George Leonard exposed the plot in his book Education and Ecstasy (Delacorte, 1968): "Educational institutions were geared to stop learning. Perhaps half of all learning ability was squelched in the earliest elementary grades, where children found out that there exist predetermined and unyielding ,right answers' for everything, that following instructions is what really counts and, most surprisingly, that the whole business of education is mostly dull and painfiil."
 
These were startling and exciting new ideas, and they fed a hunger for approval, for validation that what we were doing with our children was right and good and worthwhile. It was a little scary to take or keep one's children out of school when sending them was the societal norm.
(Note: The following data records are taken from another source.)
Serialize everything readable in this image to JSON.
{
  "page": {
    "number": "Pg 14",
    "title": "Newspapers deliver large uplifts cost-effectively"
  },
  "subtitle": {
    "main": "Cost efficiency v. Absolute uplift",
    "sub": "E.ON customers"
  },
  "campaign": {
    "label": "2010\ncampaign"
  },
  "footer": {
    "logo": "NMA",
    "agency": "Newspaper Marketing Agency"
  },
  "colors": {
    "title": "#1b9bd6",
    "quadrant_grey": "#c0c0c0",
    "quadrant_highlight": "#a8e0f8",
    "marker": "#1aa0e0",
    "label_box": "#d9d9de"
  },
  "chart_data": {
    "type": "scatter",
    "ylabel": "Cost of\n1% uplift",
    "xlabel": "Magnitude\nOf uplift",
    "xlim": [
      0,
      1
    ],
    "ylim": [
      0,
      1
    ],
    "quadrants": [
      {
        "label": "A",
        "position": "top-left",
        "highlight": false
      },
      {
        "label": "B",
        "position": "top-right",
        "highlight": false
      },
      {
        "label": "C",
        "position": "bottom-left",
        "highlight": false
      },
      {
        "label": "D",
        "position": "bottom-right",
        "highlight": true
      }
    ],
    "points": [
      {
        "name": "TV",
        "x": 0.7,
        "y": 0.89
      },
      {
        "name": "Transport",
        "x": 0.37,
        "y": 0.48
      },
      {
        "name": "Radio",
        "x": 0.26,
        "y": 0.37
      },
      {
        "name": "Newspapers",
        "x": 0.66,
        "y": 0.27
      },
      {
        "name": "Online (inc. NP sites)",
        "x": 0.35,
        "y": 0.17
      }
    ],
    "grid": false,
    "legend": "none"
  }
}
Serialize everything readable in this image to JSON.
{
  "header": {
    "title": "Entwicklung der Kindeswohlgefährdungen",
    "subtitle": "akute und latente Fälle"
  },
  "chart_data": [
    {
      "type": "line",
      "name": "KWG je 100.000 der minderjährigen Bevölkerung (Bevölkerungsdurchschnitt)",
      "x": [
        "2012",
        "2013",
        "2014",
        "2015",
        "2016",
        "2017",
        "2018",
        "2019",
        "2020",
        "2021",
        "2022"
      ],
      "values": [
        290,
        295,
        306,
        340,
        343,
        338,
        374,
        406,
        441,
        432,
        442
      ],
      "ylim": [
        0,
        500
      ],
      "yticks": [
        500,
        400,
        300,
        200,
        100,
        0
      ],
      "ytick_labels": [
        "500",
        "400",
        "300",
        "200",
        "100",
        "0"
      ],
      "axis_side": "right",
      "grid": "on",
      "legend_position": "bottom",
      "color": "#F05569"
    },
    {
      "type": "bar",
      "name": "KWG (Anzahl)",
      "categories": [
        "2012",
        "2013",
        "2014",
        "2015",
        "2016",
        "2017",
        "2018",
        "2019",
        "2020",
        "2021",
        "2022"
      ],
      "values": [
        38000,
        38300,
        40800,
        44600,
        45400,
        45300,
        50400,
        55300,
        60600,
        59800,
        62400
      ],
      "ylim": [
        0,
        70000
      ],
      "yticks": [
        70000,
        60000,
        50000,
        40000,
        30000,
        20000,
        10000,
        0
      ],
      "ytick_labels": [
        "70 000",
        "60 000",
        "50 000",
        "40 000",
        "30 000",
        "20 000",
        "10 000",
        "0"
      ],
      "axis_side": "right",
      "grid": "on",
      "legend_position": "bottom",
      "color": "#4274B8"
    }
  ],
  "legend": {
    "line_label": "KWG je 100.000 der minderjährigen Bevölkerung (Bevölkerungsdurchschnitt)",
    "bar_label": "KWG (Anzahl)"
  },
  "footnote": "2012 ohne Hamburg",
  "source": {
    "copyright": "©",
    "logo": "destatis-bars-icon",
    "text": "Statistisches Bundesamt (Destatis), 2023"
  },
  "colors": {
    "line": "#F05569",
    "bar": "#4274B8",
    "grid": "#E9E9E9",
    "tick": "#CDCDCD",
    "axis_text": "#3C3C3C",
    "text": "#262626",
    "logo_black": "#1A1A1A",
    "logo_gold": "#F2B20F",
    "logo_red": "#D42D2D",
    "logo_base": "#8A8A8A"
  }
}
The word 'homeschooling' itself was suspect, a sort of code word for going against the grain, refusing to conform, seeking that almost mythical 'road less travelled by.'
 
We who identified ourselves as homeschoolers breathed a sigh of relief and collectively sheered when John Holt appeared on the Phil Donohue Show, when Linda Dobson's article was published in Good Housekeeping, when the Colfax boys gained admission to Harvard.
 
In our book Alternatives in Education (Tonasket, WA. Home Education Press. 1987, 1992) writer and homeschooling father Earl Gary Stevens notes in the Introduction, "There is a mythological golden age of public education in our consciousness, captured in Norman Rockwell paintings, cinema, television, and modern literature, in which the public school is a positive place where the children of our nation come together to learn academics and social skills."
 
Has homeschooling progressed beyond a similar "golden age," when the term evoked a certain edgy rebelliousness, a commonality of striving for acceptance, seeking approval and validation from society, the media, legislators, and the education -bureaucracy? We sought acceptance for a different way; have we found more than we bargained for in society's embrace? Homeschooling, like public schooling, faces ever-increasing challenges, but the greatest threat to homeschooling may be its own unquestionable success.
 
The word 'homeschooling' has become a much-sought-after appellation, appearing in advertisements for educational toys, distance learning, computer software, and school district alternative education programs. The term has developed a certain cachet, so it now has a perceived "selling power." But like the word 'organic,' which once meant grown without chemicals and now merely seems to mean grown, the word 'homeschooling' is losing all functional meaning.
 
In Power For All or For None (1998), a book of essays by Everett Reimer and his daughter Katherine Reimer, a poem by Everett Reimer includes these lines:
 
Mere words cannot convey the truth
They always miss it, pass it by
Distort it just enough to change
A perfect truth to partial lie.
 
The perfect truth is that homeschooling works. The partial lie - no, the perfect lie - is that what may come to pass for homeschooling in the years ahead will work as well.